Auf Mallorca erinnern heute Denkmäler an diesen österreichischen Erzherzog aus der Sekundogenitur, dem Nebenzweig des Hauses Habsburg-Lothringen. In Miramar und Son Marroig, den ehemaligen erzherzoglichen Besitzungen an der Nordküste Mallorcas, können Besucher seine Wohnräume besichtigen, Straßen wurden nach ihm benannt, Wanderwege, Aussichtspunkte und Weine; auch Restaurants und Geschäfte bedienen sich seines Namens.

Zudem sind Valldemossa und der Erzherzog untrennbar verbunden. Dabei steht er allerdings im Schatten von Frédéric Chopin, dem weltberühmten polnischen Komponisten, der mit seiner Geliebten George Sand und deren Kindern im Winter des Jahres 1838/39 einige Monate in dem mallorquinischen Bergdorf verbrachte. Scharen von Touristen reiben an seiner scharfkantigen Nase, die blankgeputzt in seinem bronzenen Antlitz leuchtet. Bis zum Gedenkraum Ludwig Salvators in der Cartuja schaffen es hingegen die wenigsten Besucher: Die Reiseleiter drängen zum Bus auf dem Parkplatz, man will noch vieles sehen.

Doch für den Erzherzog muss man sich Zeit nehmen, er lässt sich nicht einfach im Vorbeigehen mitnehmen. Zuerst sollte man eine Ahnung davon haben, wer dieser Mann war, den sie hier zwar alle kennen, von dem aber kaum jemand Genaueres weiß. Wissenschaftler, Reiseschriftsteller, Weltenbummler, Naturfreund und Umweltschützer, der erste Grüne und Vorreiter des Tourismus auf Mallorca nennen ihn die einen, einen Sonderling und Lebemann mit lockeren Ansichten die anderen. Er war dies alles und noch mehr, jedenfalls eine schillernde Persönlichkeit. Falsch daran ist nur, dass man diesem Mann immer wieder einen bestimmten Stempel aufdrücken will, der allein ihm nicht gerecht wird.

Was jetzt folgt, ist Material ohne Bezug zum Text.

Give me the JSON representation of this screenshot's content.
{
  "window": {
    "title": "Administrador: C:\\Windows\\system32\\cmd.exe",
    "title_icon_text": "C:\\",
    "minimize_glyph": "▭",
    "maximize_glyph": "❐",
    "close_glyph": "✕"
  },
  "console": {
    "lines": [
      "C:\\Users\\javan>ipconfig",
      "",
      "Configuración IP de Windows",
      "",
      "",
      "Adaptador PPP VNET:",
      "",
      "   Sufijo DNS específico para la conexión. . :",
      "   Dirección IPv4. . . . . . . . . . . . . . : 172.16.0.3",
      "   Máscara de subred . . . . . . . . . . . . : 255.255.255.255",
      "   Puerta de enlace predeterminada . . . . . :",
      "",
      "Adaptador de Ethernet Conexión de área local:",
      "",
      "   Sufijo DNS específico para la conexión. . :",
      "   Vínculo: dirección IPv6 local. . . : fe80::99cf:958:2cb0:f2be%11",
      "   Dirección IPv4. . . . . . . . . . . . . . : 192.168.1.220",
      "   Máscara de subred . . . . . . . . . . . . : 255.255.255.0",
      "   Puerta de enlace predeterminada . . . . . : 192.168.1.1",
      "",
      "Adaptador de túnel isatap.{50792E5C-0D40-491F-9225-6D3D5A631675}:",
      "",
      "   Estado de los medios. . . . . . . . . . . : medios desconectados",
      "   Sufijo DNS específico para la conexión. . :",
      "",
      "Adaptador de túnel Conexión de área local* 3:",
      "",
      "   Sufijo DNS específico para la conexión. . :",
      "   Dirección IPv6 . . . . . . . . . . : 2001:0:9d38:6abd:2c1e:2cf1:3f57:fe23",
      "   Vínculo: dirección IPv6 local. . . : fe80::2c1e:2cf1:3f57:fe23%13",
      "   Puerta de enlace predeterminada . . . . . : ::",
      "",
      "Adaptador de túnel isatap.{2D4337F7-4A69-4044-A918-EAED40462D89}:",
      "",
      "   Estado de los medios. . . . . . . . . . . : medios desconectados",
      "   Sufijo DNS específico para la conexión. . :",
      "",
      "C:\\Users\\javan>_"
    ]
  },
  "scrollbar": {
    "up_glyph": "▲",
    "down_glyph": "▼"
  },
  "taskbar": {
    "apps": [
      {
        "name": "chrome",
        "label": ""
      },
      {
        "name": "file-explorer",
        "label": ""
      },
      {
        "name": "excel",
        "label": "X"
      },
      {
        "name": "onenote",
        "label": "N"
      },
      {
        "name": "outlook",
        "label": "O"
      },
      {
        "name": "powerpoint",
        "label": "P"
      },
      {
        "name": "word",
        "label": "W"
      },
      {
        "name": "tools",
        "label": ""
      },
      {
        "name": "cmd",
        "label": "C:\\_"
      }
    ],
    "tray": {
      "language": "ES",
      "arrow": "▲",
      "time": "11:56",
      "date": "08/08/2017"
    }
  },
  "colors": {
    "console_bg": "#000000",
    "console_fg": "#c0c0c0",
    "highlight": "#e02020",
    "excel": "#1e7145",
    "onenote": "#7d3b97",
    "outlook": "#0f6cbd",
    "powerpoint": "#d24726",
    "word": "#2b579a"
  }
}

Ohne Zweifel war er einer der bedeutendsten, klügsten, intelligentesten und phantasievollsten Sprösslinge der Habsburger-Dynastie. Als er am 4. August 1847 im düsteren Palazzo Pitti in Florenz das Licht der Welt erblickte, schrieb sein Vater, der letzte regierende Großherzog der Toskana vor der Vereinigung Italiens unter König Victor Emanuel, in sein Tagebuch: „Es ist ein Junge. Dieses Geschenk erfüllt mich mit großer Freude. Luigi wird er heißen." Das Baby war ein Wunschkind, das seine Eltern, Leopold II. und dessen Gemahlin, Maria Antonia, eine Tochter des Königs von Sizilien, über den Tod des zweieinhalb Jahre zuvor verstorbenen Brüderchens Rainer hinwegtröstete. Von zehn Buben und Mädchen erreichten nur sechs das Erwachsenenalter, doch das war Mitte des 19. Jahrhunderts keineswegs ungewöhnlich.

Bis zum Alter von sechs Jahren wuchs Ludwig Salvator - wie es im Hause Habsburg-Lothringen üblich war - in der Kindskammer auf, unter der Obhut der Aja, einer Art von Kindermädchen, und dem Ajo, einem männlichen Erzieher. Zusammen mit seinem jüngsten Bruder Johann Salvator genoss er eine exzellente Erziehung. Vor allem die Naturwissenschaften bereiteten diesem aufgeweckten Kind viel Freude am Lernen. Sein Vater erkannte sehr früh, dass dieser Sohn etwas Besonderes war, weshalb er für seine Erziehung und Bildung weder Kosten noch Mühen scheute. Der Palazzo Pitti, die ihn umgebenden Boboligärten und die Museen und Sammlungen der toskanischen Hauptstadt Florenz bildeten das Studierzimmer des jungen Erzherzogs. 1859 aber musste der kleine Luigi sein Paradies verlassen: Die politischen Wirren um die Vereinigung Italiens zwangen den Großherzog und seine Familie zu einer überstürzten Flucht ohne Wiederkehr.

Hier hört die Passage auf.